Allegiant Air pilots last week voted to strike “if necessary,” posing the possibility of future hassles for flyers who use Phoenix Mesa Gateway Airport, where the company is the dominant airline.

Reporting 93.5 percent of its members voted to authorize a strike, Teamsters Local 1224 of the Airline Pilots Association said the action “comes in response to Allegiant’s years-long refusal to live up to its commitments and fix a sham scheduling system that has negatively impacted the lives of many pilots and their families.”

Allegiant and Gateway Airport officials called the vote symbolic and said the pilots are forbidden from going on strike over the issue of scheduling.

But pilots pointed out in a news release that “strike could result in cancellations out of major hubs including Las Vegas, Phoenix, and Fort Lauderdale and impact thousands of passengers.”

Calling it “one of the nation’s most profitable airlines,” the pilots in a news release said Allegiant takes a “bare minimum approach to business.”

They said Allegiant “made the unilateral decision to force its pilots to use a homemade scheduling system that goes against industry standards and disregards pilots’ seniority and preferences – often upending pilots’ planned time away with their families.”

They also claimed a number have left Allegiant “for other airlines that respect the basic needs and interests of their pilots.”

Allegiant spokeswoman Hillarie Grey said in a statement, “We want to assure customers there are no legal grounds for a strike and we are not anticipating any disruptions.

“As for status of the scheduling system at issue, we are waiting for a timeframe from the vendor regarding programming time needed to complete requested changes, with a testing period to follow – but hope to have the system implemented by the end of the year.

“Also, please note that the vendor for the new system was selected by the union,” Grey continued. “Allegiant has supported development and testing throughout the process and any allegation otherwise is incorrect.

“We remain committed to, and are actively working towards, the completion of implementing the scheduling system, working with the vendor selected by IBT. Under the Railway Labor Act, as well as the terms of the current collective bargaining agreement, this issue would not constitute grounds for a legal work stoppage.”

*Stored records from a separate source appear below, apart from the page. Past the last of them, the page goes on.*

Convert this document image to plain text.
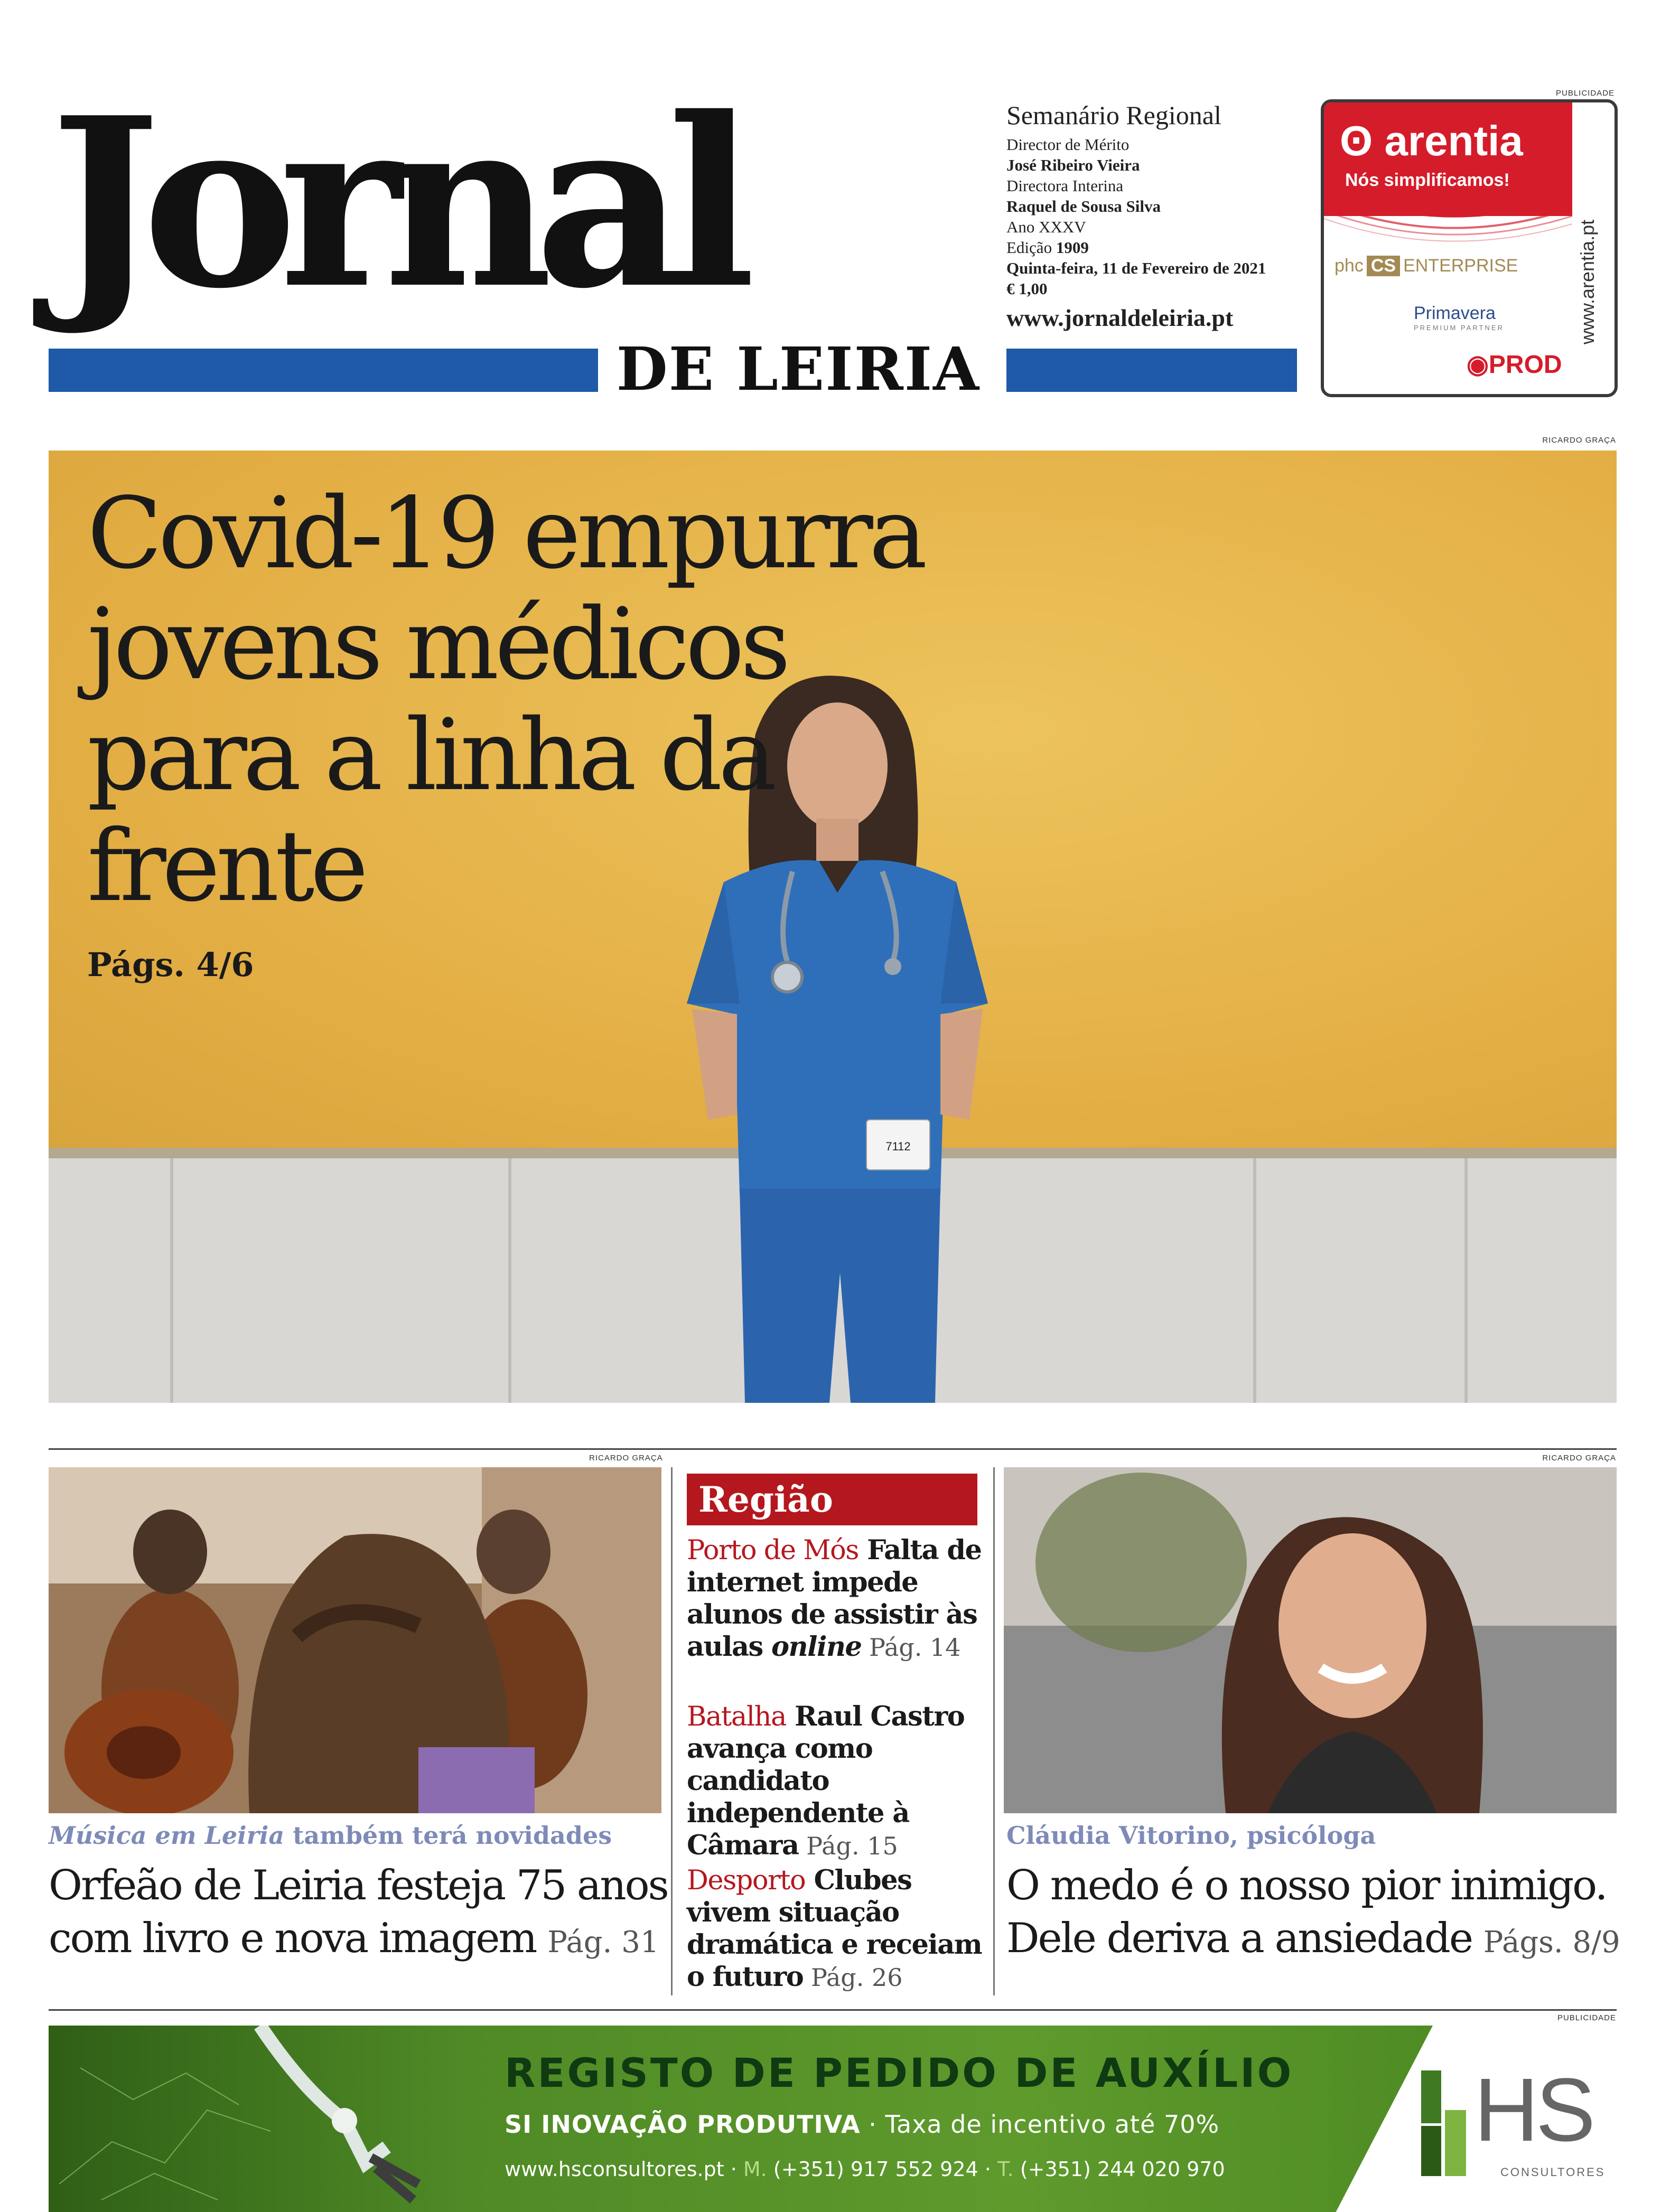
Jornal
DE LEIRIA
Semanário Regional
Director de Mérito
José Ribeiro Vieira
Directora Interina
Raquel de Sousa Silva
Ano XXXV
Edição 1909
Quinta-feira, 11 de Fevereiro de 2021
€ 1,00
www.jornaldeleiria.pt
PUBLICIDADE
ʘ arentia
Nós simplificamos!
www.arentia.pt
phc CS ENTERPRISE
Primavera
PREMIUM PARTNER
◉PROD
RICARDO GRAÇA
7112
Covid-19 empurra jovens médicos para a linha da frente
Págs. 4/6
RICARDO GRAÇA	RICARDO GRAÇA
Música em Leiria também terá novidades
Orfeão de Leiria festeja 75 anos com livro e nova imagem Pág. 31
Região
Porto de Mós Falta de internet impede alunos de assistir às aulas online Pág. 14
Batalha Raul Castro avança como candidato independente à Câmara Pág. 15
Desporto Clubes vivem situação dramática e receiam o futuro Pág. 26
Cláudia Vitorino, psicóloga
O medo é o nosso pior inimigo. Dele deriva a ansiedade Págs. 8/9
PUBLICIDADE
REGISTO DE PEDIDO DE AUXÍLIO
SI INOVAÇÃO PRODUTIVA · Taxa de incentivo até 70%
www.hsconsultores.pt · M. (+351) 917 552 924 · T. (+351) 244 020 970
HS
CONSULTORES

Captain Andrew Robles, an Allegiant Air pilot and executive council chairman at the pilots’ union, said, “We are people with spouses and children, not cells on a spreadsheet that Allegiant executives can move around with no rhyme or reason. Striking is a last resort, but we’ll do whatever it takes to hold Allegiant to its promises and to make our airline the best it can be for our pilots, our families and our passengers.”

He said Allegiant pilots have been raising concerns about the scheduling system for years.

In 2016, the pilots and Allegiant reached an agreement requiring that they negotiate and implement a new system within 180 days.

“Allegiant has again stonewalled that negotiation process and recently backed out of its prior agreements with the pilots over terms for the new scheduling system,” the pilots said in the release.

Pilots noted that the airlines in June “canceled dozens of flights in and out of major airports across the country after Allegiant failed to deliver Airbus planes on time – affecting thousands of passengers’ travel plans.”

“Allegiant has a long track record of breaking its commitments to its pilots and we’ve had enough,” Robles said. “Allegiant executives are acting in complete and utter bad faith in failing to negotiate a fair, industry-standard scheduling system.”

The union noted that Allegiant has posted 60 consecutive profitable quarters.

“Its executives are among the highest compensated in the industry, with the company CEO – and largest shareholder – taking home tens of millions in shareholder returns in recent years,” they said, citing a $74 million “windfall” the company received as a result of the recent tax bill.

“This has all been achieved with little consideration for the lives of the pilots who have continued to make Allegiant successful,” they said.